The present invention is in the field of mechanical linkages, and more particularly, relates to linkages for controlling motion of an element to be along a reference axis.
Linkages for constraining motion of an element to be along a reference axis are particularly useful in weighing systems, or scales, where it is desired to sense the weight of an object. Such systems require transfer of the gravitational force of the object, for example, in a weighing pan, to a force sensor without the introduction of error components due to friction and other sources. Typically, off-center loading of the object in the pan leads to moments being applied to the various elements linking the pan to the sensor. These moments, in turn, generally produce additional forces along the sensitive axes which may cause measurement error.
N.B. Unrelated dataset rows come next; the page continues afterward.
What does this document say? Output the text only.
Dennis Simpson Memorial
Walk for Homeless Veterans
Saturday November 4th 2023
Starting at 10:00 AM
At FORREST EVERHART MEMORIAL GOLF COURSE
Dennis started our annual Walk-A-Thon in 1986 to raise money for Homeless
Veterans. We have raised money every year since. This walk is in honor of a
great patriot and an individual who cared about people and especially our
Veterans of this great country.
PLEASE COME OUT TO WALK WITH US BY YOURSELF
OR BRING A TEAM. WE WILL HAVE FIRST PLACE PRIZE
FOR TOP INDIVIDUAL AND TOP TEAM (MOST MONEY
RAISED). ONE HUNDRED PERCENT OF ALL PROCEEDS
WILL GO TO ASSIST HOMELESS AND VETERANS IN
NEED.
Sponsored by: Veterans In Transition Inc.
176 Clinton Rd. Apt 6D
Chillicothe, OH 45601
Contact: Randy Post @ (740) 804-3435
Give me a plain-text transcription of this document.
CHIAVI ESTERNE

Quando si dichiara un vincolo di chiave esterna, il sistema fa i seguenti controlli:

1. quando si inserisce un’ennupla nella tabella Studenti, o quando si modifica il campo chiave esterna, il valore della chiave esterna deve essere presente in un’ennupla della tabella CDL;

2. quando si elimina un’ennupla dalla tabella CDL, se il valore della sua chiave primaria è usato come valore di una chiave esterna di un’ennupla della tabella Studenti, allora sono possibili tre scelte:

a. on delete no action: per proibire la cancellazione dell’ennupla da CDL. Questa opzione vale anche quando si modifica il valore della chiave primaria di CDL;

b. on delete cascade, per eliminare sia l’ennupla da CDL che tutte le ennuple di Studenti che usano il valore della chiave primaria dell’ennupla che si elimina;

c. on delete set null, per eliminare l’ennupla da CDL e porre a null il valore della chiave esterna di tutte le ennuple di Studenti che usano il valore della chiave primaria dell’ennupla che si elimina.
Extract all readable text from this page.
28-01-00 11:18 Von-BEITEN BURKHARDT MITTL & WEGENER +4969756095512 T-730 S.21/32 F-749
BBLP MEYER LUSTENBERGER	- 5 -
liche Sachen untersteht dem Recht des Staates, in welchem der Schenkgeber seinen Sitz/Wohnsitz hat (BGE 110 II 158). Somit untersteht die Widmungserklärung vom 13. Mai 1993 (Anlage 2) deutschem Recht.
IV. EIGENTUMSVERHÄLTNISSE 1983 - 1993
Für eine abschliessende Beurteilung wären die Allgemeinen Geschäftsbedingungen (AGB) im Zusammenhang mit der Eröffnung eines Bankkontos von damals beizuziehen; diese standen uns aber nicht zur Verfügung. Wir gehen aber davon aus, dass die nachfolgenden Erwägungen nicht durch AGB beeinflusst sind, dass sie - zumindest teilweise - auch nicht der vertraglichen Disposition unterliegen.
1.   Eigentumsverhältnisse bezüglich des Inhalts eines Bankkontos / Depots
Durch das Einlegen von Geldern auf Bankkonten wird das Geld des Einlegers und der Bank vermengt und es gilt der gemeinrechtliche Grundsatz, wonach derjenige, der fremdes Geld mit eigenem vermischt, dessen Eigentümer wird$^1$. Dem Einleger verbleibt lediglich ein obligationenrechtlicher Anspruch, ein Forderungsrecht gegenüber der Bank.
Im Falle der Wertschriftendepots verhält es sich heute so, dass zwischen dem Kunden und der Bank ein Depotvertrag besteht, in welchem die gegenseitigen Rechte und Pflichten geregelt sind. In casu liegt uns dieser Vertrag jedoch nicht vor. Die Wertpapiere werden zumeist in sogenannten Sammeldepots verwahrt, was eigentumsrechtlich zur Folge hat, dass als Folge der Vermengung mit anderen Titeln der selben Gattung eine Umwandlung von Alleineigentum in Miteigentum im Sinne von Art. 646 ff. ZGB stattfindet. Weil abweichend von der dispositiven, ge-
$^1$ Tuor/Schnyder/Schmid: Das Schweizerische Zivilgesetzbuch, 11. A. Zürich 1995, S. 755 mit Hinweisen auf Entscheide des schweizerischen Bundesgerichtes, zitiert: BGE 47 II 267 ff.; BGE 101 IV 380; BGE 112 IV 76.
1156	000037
In the prior art, it is known to reduce the effect of off-center loading by coupling the weighing pan to the sensor by a parallelogram linkage. In one form, a pair of V-shaped flexure (or hinged) elements, each having a vertex portion and a pair of distal end portions, is configured with the distal end portions being affixed to a support member or casing, so that the V-shaped members lie in parallel planes. A connecting link is fastened between the vertex portions of the flexure elements. With this configuration, in order to precisely constrain the motion of the reference member coupled to the link to a motion along that reference axis, the V-shaped elements must be precisely positioned with respect to the support member in order to achieve the desired parallelism. With this configuration, the motion of the reference member is highly resistant to applied moment. However, as a practical matter, the precise positioning of the V-shaped elements requires critical alignment of those elements during fastening the distal ends of those elements to the support member.
It is an object of the present invention to provide an improved linkage for constraining the motion of an element to motion along a reference axis.